Bug#722906: New users can't verify downloads correctly
On Sat, Sep 14, 2013 at 10:36:55AM -0700, Don Armstrong wrote:
> To ensure that the checksums files themselves are correct, use GnuPG
> to verify them against the accompanying signature files (e.g.
> MD5SSUMS.sign). The keys used for these signatures are all in the
> Debian GPG keyring and the best way to check them is to use that
> keyring to validate via the web of trust. To make life easier for
> users, here are the fingerprints for the keys that have been used
> for releases in recent years (with some UIDs removed for clarity):
Yes, and new users don't have that keyring. They might think verifying
those fingerprints is safe.
> > It would be fair to expect a large proportion of users cannot or will
> > not be able to establish such a web of trust, especially if they're new
> > users.
> Anyone capable of pulling off a MITM attack against an http site will be
> capable of pulling off an attack against an https site too.
What is that claim based on? Breaking SSL/TLS is much more difficult
than MITM-ing a plain http website, unless the signing CA is involved.

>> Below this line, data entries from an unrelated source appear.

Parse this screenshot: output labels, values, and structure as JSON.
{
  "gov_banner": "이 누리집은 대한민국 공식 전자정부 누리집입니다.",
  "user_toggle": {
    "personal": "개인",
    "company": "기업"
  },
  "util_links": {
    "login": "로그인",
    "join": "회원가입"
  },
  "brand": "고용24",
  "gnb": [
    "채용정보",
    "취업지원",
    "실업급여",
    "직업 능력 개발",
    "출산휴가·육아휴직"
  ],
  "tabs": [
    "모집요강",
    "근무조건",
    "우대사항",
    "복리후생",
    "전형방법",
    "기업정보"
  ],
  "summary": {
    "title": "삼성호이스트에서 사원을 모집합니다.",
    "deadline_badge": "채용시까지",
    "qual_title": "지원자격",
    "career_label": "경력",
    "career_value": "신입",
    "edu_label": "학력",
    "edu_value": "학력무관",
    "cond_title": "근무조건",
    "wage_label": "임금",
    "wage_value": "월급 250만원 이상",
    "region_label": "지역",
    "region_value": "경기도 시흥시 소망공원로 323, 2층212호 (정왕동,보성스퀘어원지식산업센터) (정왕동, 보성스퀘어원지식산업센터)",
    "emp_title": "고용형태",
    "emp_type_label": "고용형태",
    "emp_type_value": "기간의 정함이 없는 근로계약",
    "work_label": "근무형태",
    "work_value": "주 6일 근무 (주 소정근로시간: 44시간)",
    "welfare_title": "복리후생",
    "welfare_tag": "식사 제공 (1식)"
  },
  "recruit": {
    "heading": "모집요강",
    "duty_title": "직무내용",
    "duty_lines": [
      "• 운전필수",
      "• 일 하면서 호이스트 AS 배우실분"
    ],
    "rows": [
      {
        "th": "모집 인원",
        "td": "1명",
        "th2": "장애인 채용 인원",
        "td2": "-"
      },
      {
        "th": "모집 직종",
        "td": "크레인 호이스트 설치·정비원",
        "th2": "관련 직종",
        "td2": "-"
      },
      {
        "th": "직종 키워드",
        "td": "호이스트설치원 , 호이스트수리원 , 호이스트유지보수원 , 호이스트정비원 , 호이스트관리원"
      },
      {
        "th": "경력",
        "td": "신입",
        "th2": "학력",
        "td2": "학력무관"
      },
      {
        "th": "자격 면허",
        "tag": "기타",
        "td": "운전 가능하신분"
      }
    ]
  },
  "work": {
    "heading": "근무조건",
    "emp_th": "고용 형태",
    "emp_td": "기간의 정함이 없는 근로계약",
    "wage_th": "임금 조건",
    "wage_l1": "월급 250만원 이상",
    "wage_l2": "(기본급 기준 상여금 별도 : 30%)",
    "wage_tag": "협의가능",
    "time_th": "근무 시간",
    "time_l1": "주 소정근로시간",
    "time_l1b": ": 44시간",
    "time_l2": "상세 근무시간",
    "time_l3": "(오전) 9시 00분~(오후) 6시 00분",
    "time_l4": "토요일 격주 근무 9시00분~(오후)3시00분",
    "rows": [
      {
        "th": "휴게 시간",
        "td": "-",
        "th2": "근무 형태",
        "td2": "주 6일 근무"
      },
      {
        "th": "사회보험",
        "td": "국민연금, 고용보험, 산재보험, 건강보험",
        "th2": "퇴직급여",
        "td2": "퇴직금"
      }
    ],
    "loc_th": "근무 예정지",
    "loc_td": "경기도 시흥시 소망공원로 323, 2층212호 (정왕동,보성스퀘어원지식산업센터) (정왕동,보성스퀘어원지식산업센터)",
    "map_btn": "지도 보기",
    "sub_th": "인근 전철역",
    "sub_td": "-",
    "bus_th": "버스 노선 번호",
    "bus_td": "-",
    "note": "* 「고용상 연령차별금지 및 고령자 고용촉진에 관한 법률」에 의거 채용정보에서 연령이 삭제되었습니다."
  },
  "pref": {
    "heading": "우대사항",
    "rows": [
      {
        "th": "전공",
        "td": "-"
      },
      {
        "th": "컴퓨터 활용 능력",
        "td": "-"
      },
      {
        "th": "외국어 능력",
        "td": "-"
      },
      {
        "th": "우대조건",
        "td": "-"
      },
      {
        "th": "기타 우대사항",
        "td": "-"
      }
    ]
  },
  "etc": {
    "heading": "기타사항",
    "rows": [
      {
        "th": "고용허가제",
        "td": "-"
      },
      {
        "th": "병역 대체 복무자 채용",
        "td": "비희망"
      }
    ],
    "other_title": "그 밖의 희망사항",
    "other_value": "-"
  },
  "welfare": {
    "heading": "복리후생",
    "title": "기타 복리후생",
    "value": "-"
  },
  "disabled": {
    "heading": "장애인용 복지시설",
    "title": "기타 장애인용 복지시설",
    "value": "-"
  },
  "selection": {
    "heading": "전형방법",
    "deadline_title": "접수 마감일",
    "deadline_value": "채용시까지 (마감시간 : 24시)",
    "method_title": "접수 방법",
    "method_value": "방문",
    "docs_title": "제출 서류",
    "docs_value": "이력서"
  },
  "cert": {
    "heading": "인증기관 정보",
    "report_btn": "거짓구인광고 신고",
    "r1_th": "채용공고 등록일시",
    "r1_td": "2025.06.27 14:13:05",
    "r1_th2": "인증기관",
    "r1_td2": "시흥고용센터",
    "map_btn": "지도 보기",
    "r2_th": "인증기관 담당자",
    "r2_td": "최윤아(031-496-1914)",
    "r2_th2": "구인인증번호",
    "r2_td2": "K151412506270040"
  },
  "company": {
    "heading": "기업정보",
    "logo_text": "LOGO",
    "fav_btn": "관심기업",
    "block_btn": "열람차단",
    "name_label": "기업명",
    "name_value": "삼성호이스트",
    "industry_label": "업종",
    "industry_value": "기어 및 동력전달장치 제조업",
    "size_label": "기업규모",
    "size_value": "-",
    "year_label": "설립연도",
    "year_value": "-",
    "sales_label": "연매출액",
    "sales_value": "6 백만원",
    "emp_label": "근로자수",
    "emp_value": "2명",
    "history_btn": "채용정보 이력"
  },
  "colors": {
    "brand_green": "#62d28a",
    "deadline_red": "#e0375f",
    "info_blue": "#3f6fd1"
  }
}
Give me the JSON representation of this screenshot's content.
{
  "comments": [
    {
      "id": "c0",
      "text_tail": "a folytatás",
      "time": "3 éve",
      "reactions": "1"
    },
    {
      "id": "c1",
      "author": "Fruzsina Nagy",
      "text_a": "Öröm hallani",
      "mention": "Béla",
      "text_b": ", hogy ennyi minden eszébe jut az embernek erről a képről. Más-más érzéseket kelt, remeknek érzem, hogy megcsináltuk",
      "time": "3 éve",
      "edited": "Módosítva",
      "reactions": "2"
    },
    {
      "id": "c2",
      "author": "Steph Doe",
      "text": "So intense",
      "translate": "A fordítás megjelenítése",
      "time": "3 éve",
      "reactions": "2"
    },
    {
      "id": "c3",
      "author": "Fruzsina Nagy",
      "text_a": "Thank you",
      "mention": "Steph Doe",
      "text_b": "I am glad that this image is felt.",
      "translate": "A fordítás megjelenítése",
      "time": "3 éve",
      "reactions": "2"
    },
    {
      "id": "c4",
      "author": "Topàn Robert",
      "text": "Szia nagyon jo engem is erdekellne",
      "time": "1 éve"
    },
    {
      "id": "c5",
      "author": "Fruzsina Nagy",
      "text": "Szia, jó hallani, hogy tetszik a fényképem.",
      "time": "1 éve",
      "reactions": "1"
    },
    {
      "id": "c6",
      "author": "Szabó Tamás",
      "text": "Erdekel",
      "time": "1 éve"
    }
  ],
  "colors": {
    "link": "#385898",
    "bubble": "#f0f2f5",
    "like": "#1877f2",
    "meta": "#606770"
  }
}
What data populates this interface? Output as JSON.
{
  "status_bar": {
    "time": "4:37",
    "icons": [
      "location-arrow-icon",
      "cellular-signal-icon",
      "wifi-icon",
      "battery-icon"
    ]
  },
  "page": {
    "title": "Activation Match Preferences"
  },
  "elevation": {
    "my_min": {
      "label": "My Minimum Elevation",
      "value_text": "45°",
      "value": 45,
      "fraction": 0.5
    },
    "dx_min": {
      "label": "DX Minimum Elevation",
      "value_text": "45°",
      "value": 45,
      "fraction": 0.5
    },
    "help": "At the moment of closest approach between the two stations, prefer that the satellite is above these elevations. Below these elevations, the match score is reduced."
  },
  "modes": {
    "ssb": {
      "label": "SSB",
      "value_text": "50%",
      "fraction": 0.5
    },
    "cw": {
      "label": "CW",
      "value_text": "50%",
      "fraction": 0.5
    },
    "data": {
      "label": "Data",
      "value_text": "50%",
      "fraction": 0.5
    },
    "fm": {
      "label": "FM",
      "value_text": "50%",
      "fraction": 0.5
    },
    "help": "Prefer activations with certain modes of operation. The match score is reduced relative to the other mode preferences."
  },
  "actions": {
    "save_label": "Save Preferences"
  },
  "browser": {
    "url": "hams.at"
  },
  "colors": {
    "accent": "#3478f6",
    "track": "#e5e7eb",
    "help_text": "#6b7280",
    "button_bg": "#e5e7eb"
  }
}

And while I agree that MITM attacks don't happen really often for normal
Internet connections, it's quite hazardous to assume http is safe when
using Tor for example.
> Even if the site were to be served via https, which is unlikely, due
> to the fact that www.debian.org is mirrored, you still would have the
> same set of problems, and users who were concerned about the
> authenticity of the pages that they were viewing and the images that
> they were downloading would still have to verify the key IDs via the
> web of trust.
Hm, I didn't know it's mirrored. Perhaps ftp-master should host those?
Regardless, there has to be a website that's under Debian's control.
> 1: Unless you're proposing that people check the authenticity of the SSL
> certificates too against a known set of fingerprints, which brings you
> right back to the same bootstrapping problem.
I'm proposing checking the SSL certs just like any browser checks them:
verifying signatures against a set of trusted CAs.
Also can we avoid placing this issue on the "wishlist" severity level? I
don't mean to blow this out of proportion, but we're talking about a
security issue regarding installing new Debian systems, after all.